А вот не менее примечательная карта участка, примыкающего к Железной долине с запада. Эти побитые мотыльки на ней – пассажирские самолеты. Через пять лет вытаят сами и войдут в состав Железной долины. Там уже есть довольно много оттаявших самолетов, видимо, из того же аэропорта.
Ланс показал и прокомментировал еще несколько карт и деталей – секция металлического моста с ажурной несущей аркой, вертикально вмороженный танк, нацелившийся в небо сквозь толщу льда, огромный каркас высотного здания, похожий на мочалку из плода луфы, перегнутую пополам сокрушающей силой ледника.
– Действительно, можно сказать, мы прозрели. Знаем, где что вырубать зимой, где ждать прибытия артефактов «самоходом» очередным летом. Конечно, мы пока прозвонили только самые заманчивые участки из сотен квадратных километров, по которым рассеяны остатки замечательного города. Нас ждут десятилетия работы – там еще столько интересного и неожиданного вдобавок к многочисленным открытиям, которые уже сделаны, про которые расскажут следующие докладчики!
– Скажите, а почему свалки поехали с ледником, а не остались на месте как часть подстилающего грунта?
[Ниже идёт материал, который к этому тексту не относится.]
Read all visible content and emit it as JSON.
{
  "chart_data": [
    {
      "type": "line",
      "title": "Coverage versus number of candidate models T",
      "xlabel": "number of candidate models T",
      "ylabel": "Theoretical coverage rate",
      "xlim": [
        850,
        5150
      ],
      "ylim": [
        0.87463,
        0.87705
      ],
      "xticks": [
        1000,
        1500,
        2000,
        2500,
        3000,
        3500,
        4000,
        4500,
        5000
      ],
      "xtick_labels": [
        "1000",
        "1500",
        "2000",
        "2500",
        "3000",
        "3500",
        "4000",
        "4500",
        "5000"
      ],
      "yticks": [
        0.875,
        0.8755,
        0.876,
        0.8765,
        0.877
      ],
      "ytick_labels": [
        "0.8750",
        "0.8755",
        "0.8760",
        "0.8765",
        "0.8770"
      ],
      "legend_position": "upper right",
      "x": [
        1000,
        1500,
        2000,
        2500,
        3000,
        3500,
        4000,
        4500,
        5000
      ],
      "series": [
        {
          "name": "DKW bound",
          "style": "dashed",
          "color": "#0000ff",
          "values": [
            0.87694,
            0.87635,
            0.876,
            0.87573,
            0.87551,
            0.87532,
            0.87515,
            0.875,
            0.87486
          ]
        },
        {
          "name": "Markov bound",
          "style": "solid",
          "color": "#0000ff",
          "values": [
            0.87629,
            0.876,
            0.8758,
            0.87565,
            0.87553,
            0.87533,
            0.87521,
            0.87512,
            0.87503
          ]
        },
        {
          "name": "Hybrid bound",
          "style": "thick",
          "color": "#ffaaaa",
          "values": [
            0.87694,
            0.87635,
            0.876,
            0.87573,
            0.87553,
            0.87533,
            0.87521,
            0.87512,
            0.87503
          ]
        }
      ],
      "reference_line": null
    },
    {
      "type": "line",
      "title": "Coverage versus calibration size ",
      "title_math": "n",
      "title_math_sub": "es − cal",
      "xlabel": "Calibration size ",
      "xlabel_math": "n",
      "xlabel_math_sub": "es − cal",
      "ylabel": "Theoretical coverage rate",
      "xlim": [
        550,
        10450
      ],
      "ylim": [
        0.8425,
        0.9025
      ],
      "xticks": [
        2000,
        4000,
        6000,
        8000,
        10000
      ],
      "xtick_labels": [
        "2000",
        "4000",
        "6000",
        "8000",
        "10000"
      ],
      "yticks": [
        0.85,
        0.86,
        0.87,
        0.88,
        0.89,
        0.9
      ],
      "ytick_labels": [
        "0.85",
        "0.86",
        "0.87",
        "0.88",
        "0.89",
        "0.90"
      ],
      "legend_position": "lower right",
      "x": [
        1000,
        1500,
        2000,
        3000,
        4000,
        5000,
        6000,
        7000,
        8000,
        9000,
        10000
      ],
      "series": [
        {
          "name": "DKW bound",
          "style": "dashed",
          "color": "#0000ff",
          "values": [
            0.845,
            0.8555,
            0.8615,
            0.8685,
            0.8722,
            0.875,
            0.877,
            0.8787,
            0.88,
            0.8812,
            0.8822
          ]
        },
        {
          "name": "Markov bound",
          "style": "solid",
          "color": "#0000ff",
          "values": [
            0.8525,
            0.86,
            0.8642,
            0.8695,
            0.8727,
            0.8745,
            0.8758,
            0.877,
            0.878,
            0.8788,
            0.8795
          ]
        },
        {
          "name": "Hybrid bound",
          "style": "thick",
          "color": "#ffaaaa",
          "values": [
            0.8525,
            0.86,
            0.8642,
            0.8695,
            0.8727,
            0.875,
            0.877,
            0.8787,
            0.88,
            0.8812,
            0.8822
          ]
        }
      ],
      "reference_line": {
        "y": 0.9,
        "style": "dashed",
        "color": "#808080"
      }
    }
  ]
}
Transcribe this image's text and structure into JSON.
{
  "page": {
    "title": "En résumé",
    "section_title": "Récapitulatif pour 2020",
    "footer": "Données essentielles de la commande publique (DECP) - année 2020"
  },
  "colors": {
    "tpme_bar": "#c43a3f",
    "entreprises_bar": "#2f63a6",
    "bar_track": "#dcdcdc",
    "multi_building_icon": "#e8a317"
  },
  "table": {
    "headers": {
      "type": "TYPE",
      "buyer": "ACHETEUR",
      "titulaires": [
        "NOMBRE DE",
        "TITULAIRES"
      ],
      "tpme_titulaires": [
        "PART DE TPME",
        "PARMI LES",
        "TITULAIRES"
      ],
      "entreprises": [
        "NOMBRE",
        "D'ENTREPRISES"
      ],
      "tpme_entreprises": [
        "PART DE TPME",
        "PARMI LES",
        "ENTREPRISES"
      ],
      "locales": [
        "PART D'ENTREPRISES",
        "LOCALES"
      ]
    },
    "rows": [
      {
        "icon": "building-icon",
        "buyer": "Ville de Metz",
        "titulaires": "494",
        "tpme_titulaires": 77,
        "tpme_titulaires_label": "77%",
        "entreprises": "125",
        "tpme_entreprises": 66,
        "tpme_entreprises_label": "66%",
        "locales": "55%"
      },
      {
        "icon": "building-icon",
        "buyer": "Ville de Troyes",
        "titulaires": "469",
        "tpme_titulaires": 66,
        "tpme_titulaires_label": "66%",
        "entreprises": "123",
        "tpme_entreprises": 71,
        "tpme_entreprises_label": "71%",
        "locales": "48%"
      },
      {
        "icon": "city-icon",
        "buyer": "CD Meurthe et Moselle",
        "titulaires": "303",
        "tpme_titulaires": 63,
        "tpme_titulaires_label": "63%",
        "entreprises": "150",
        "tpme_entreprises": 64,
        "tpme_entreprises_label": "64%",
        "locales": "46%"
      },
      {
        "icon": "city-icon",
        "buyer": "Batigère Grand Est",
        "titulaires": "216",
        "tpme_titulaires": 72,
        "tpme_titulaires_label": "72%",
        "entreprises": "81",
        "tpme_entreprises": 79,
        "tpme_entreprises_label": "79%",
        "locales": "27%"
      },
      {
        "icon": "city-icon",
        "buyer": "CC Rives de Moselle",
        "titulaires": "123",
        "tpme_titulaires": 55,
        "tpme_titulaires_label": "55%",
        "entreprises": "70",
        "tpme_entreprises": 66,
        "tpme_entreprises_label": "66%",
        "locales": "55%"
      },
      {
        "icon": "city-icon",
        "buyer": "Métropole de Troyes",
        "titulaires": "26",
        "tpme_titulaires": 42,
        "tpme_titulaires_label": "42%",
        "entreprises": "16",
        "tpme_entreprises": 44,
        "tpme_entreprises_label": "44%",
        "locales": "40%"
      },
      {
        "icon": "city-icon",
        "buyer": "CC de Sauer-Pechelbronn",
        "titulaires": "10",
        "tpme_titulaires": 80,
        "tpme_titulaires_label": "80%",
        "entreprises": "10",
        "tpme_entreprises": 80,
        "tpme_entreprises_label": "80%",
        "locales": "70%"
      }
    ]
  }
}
– Хороший вопрос, но он скорее к Сэнку. Не прокомментируешь?
– Действительно, хороший вопрос, и на него нет однозначного ответа. Где-то свалки поехали, где-то остались, где-то поехали их верхние слои. Все зависит от того, где граница промерзания.
– Железная долина – вроде бы представляет порт и промзону. А как там же оказались самолеты?
– Боюсь, что это опять вопрос к Сэнку.
– Да. У нас есть карта Петербурга середины XXI века. Аэропорт был расположен к югу от порта и главной промзоны. Поскольку ледник тек на юго-восток, самолеты оказались чуть справа по ходу ледника от Железной долины.
– Ну раз все вопросы к Сэнку, которому еще предстоит выступать, давайте перейдем к следующему докладу, – предложил Ал. – Как раз речь зашла о самолетах. Итак, Аскел Таурман расскажет про транспорт Темного века.
– Начнем с красивых картинок. Слева – фотография остатков транспорта, справа – реконструкция.